強引に口を塞いだ、他の二人が起きたらどうすんだよ。デュースの慌てた顔を見ながら、ヤツの股間を弄る。前々から苦しそうだなとは思ってたんだ。いつもキスしながら、我慢してんの?なんてそんな事聞けるはずもなくて。横目でそわそわしながら眺めてたんだけど。…ズボン越しに触っただけでさっきより荒くなる息に、内心緊張しながらも胸が高鳴る。抵抗もしなけりゃ体を離したりもしない。キスしたまんま、無抵抗でデュースはオレにされるがまま。それに気を良くして、調子に乗るのがオレの悪い癖。そのままズボンどころか下着に手を突っ込んで、中のソレに直に触れた。熱いなあ、こんなのいれたらどうなっちゃうんだろうな。ゆっくりと目を開く。目前にはデュースのなんともいえない余裕なさげな顔。目が合うと、あ、無理だ、て思った。

「(あ、やば、好き)」

好き、とか。急に絡めた舌の感触が鮮明になる。
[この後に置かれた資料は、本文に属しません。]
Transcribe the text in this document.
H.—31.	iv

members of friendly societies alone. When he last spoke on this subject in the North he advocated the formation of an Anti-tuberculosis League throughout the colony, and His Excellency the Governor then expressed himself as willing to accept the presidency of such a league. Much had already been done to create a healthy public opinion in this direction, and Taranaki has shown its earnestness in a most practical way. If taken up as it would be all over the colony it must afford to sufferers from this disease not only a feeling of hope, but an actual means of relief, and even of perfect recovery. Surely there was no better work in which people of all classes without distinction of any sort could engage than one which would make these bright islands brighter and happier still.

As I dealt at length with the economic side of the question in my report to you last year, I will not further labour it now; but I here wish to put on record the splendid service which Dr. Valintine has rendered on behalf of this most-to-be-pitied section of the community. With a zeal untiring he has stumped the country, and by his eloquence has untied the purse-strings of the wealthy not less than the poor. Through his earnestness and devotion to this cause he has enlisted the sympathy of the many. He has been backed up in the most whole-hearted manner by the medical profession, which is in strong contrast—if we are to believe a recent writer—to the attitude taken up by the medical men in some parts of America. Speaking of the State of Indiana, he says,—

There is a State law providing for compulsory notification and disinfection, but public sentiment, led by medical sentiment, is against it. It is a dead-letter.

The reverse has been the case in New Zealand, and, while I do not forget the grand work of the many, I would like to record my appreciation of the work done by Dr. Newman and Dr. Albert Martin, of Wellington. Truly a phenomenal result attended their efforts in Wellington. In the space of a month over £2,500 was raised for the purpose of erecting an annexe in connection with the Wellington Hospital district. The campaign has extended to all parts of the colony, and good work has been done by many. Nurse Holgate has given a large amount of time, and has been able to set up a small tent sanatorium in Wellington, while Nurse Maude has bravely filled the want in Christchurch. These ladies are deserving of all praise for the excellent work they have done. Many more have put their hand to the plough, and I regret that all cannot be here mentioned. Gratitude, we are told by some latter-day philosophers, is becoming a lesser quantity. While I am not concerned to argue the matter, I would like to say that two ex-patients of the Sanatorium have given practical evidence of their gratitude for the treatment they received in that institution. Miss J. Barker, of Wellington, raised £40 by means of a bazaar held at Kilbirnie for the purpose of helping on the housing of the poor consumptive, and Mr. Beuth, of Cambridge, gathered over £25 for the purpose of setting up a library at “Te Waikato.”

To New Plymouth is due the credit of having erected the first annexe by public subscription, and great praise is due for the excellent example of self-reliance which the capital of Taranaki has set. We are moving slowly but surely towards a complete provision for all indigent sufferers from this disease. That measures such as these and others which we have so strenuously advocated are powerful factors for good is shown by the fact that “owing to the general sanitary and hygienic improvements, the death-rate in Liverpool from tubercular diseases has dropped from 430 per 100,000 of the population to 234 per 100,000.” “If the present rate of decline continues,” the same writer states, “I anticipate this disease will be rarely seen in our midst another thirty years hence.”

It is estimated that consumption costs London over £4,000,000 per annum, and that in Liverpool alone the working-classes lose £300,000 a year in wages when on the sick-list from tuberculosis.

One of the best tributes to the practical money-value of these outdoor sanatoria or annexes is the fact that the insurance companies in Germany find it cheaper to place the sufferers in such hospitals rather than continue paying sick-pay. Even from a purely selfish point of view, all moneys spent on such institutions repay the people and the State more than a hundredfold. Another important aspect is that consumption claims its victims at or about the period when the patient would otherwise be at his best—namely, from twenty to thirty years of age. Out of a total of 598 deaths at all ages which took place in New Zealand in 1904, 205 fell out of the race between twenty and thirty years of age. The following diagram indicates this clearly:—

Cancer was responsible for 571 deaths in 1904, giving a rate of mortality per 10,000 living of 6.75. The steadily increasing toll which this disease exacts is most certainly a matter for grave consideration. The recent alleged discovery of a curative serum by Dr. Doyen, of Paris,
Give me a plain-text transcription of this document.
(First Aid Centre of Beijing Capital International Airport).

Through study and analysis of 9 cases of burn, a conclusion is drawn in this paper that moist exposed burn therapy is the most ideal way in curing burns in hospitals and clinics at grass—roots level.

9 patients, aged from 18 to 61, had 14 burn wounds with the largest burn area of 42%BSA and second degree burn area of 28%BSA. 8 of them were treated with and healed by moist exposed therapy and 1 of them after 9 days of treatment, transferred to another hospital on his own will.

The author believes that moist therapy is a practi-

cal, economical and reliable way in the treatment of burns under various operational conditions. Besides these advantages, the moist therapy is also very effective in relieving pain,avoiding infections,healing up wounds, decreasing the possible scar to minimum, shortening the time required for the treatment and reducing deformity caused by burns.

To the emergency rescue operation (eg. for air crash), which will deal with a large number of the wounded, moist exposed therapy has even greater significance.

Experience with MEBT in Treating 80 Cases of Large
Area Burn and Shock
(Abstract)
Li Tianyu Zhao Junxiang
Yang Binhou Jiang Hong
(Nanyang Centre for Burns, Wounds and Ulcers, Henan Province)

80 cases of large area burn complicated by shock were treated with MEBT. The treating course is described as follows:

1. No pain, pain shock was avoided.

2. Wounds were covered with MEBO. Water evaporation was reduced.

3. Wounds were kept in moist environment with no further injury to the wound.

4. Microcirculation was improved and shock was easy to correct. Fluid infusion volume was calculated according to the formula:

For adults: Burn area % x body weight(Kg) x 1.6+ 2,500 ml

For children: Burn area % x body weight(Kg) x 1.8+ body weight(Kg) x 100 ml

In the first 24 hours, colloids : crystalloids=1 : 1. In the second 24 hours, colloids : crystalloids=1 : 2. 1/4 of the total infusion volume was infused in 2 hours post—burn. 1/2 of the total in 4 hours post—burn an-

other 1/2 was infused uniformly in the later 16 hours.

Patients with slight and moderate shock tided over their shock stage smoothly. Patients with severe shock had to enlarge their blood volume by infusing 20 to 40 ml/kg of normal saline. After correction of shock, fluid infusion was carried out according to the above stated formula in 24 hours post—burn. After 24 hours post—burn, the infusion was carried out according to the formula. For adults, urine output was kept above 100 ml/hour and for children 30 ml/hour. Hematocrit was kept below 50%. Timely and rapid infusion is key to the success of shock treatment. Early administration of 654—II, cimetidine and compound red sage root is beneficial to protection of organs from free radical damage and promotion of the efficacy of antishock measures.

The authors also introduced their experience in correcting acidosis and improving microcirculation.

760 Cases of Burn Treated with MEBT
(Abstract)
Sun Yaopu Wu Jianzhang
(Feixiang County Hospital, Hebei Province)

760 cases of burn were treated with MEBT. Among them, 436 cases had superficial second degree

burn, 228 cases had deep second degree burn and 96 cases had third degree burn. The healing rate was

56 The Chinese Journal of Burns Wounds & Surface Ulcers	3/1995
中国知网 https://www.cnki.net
気持ちいいなんてわからない、そんな事を思っていたのは最初だけだ。歯列をなぞる、他人の舌がこんなに気持ちいいなんて知らなかった。漏れる声に我慢しなきゃって思うのに。手、離さなきゃって思うのに。それをしないのは、出来ないのは。オレがデュースを好きだから。きゅぅ、と胸が締め付けられるような痛み。これが恋患いなのかもしれない。唇同士が離れる。離したのはデュースだ、名残惜しいな。そんな事思うのも束の間に抱きしめられる。力加減覚えたんじゃなかったの、なあ、痛ぇんだけど。

「大事に、する、から」

耳元で、囁くように。熱い息がかかると体が震えた。抱きしめられる苦しさですら心地いい気がする。静かにゆっくりと押し倒されて、余裕ない表情で見下ろされるのも悪くないな、なんて思った。





「好きだ」
「え、遅くない?」

身体中好き勝手した後に告白て(まあ最後までしてないんだけど)。触るだけ、なのに全身舐め回された気分だし(実際そうだった気もする)。もしこれでオレが振ったらお前どうなすんの?

「だ、駄目か…?」
「いやあんだけ許して駄目とかただのセフレじゃん」
「せ?」
「あーもーなんなのお前」

結局、他の二人には多分バレたんだよな…そそくさと部屋出てったし。てか同じベッドにいる時点でバレるも何もないんだよ、お前わかってる?ま、これでコソコソする必要も無くなったわけだ。二人には迷惑かけるだろうけど、堂々としてりゃそのうち慣れるだろ。…何より同じベッドで朝を迎えられるんだ。ちょうど今は二人きり。二人が戻ってきたら見せつけてやればいいんだよ。お前はバレてるなんて微塵も思ってないんだろ?

「オレも、デュースが好き」

照れた表情が愛しくて。思わず首に腕を回してキスをする。キスなんかとっくに慣れたのに、こんなにドキドキするのはお前が好きだから。大事にしてくれんだろ、デュース君。そう言って、笑った。